DOE sees launch delay of new WESM trading platform

Published By Myrna M. Velasco

A signal had been set out by the Department of Energy (DOE) that the new market management system (NMMS) or the advanced trading platform of the Wholesale Electricity Spot Market (WESM) will be delayed on to its full commercial operation.
The NMMS was targeted fully operational June this year, but no less than energy officials have admitted before the 16th CEO Forum and General Membership Meeting of the Semiconductor & Electronics Industries in the Philippines (SEIPI) that such timeline is already being thrown into the air and that the revised target is 2018.

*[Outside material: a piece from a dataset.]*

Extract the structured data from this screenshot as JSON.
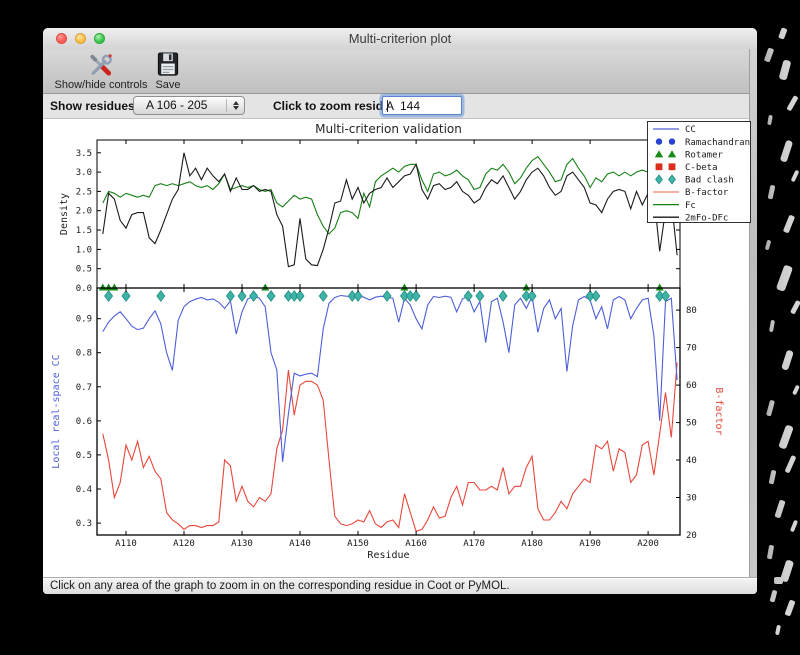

In the speech of Energy Secretary Alfonso G. Cusi at the event, as delivered by Undersecretary Felix William Fuentebella, he announced that “the NMMS is expected to be fully operational by 2018 pending the completion of software certification audit.”
The department has not given further details on the scope and extent of audit being done on the underpinning information technology (IT) system of the electricity spot market.

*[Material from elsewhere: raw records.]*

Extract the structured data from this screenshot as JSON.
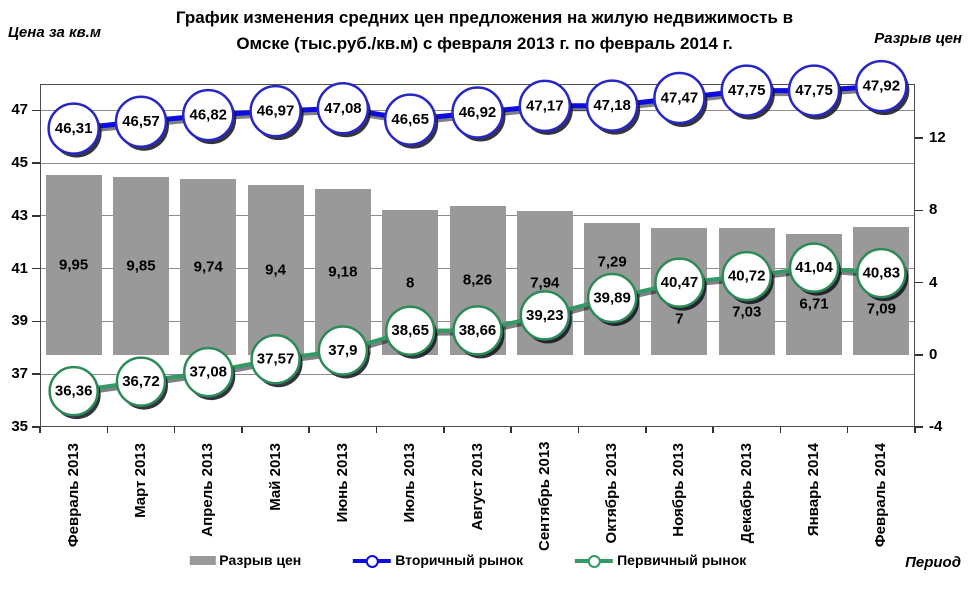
{
  "header": {
    "title_line1": "График изменения средних цен предложения на жилую недвижимость в",
    "title_line2": "Омске (тыс.руб./кв.м) с февраля 2013 г. по февраль 2014  г.",
    "left_axis_caption": "Цена за кв.м",
    "right_axis_caption": "Разрыв цен"
  },
  "footer": {
    "x_axis_caption": "Период"
  },
  "legend": [
    {
      "label": "Разрыв цен",
      "type": "bar"
    },
    {
      "label": "Вторичный рынок",
      "type": "line"
    },
    {
      "label": "Первичный рынок",
      "type": "line"
    }
  ],
  "colors": {
    "bar": "#999999",
    "secondary_line": "#0d0de0",
    "secondary_marker_border": "#2727c4",
    "primary_line": "#339966",
    "primary_marker_border": "#2e8b57",
    "gridline": "#8c8c8c",
    "shadow": "#10101e"
  },
  "chart_data": {
    "type": "combo",
    "categories": [
      "Февраль 2013",
      "Март 2013",
      "Апрель 2013",
      "Май 2013",
      "Июнь 2013",
      "Июль 2013",
      "Август 2013",
      "Сентябрь 2013",
      "Октябрь 2013",
      "Ноябрь 2013",
      "Декабрь 2013",
      "Январь 2014",
      "Февраль 2014"
    ],
    "series": [
      {
        "name": "Разрыв цен",
        "type": "bar",
        "axis": "right",
        "values": [
          9.95,
          9.85,
          9.74,
          9.4,
          9.18,
          8,
          8.26,
          7.94,
          7.29,
          7,
          7.03,
          6.71,
          7.09
        ]
      },
      {
        "name": "Вторичный рынок",
        "type": "line",
        "axis": "left",
        "values": [
          46.31,
          46.57,
          46.82,
          46.97,
          47.08,
          46.65,
          46.92,
          47.17,
          47.18,
          47.47,
          47.75,
          47.75,
          47.92
        ]
      },
      {
        "name": "Первичный рынок",
        "type": "line",
        "axis": "left",
        "values": [
          36.36,
          36.72,
          37.08,
          37.57,
          37.9,
          38.65,
          38.66,
          39.23,
          39.89,
          40.47,
          40.72,
          41.04,
          40.83
        ]
      }
    ],
    "left_axis": {
      "min": 35,
      "max": 48,
      "ticks": [
        35,
        37,
        39,
        41,
        43,
        45,
        47
      ]
    },
    "right_axis": {
      "min": -4,
      "max": 15,
      "ticks": [
        -4,
        0,
        4,
        8,
        12
      ]
    },
    "decimal_separator": ",",
    "title": "График изменения средних цен предложения на жилую недвижимость в Омске (тыс.руб./кв.м) с февраля 2013 г. по февраль 2014 г.",
    "layout": {
      "grid": true,
      "legend_position": "bottom",
      "x_labels_rotation": -90,
      "bar_label_pos": [
        "center",
        "center",
        "center",
        "center",
        "center",
        "center",
        "center",
        "center",
        "above",
        "below",
        "below",
        "below",
        "below"
      ]
    }
  }
}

Fuentebella just emphasized that the DOE has been batting for “improvements in WESM operations through rules review and changes, and conduct of WESM audits.”
Industry players previously sounded off pressing “technical-related issues” on the new dispatch interval set forth in the WESM’s NMMS design.
Those with baseload capacity, including the coal plants, which often run on 24-hour duration, also raised concerns on the removal of the minimum stable loading (PMin) in the market trading system because that could compromise the technical viability of their plants’ operations.
Beyond the issues raised by market participants, it was further gathered that the fortified market system cannot really move to “actual settlements phase” because the price determination methodology (PDM) application of Philippine Electricity Market Corporation (PEMC) is still pending for approval of the Energy Regulatory Commission.
Concurrently, for WESM-Mindanao that was launched June this year, the three-month trial operations program (TOP) will also be on stretched duration for reasons that the department has not detailed out yet at this stage.
“The target commercial operation (of WESM Mindanao) is June 2018,” Fuentebella said. That was almost a year from when that spot market had been initially targeted operationalized for the capacity trading of un-contracted volumes in Mindanao grid.
Fuentebella emphasized “the market intends to establish a central dispatch system to optimize available capacities.”
It has been the energy department’s wish that WESM-Mindanao will be providing “price and other techno-economic signals that will further encourage investments in additional capacities in the region.”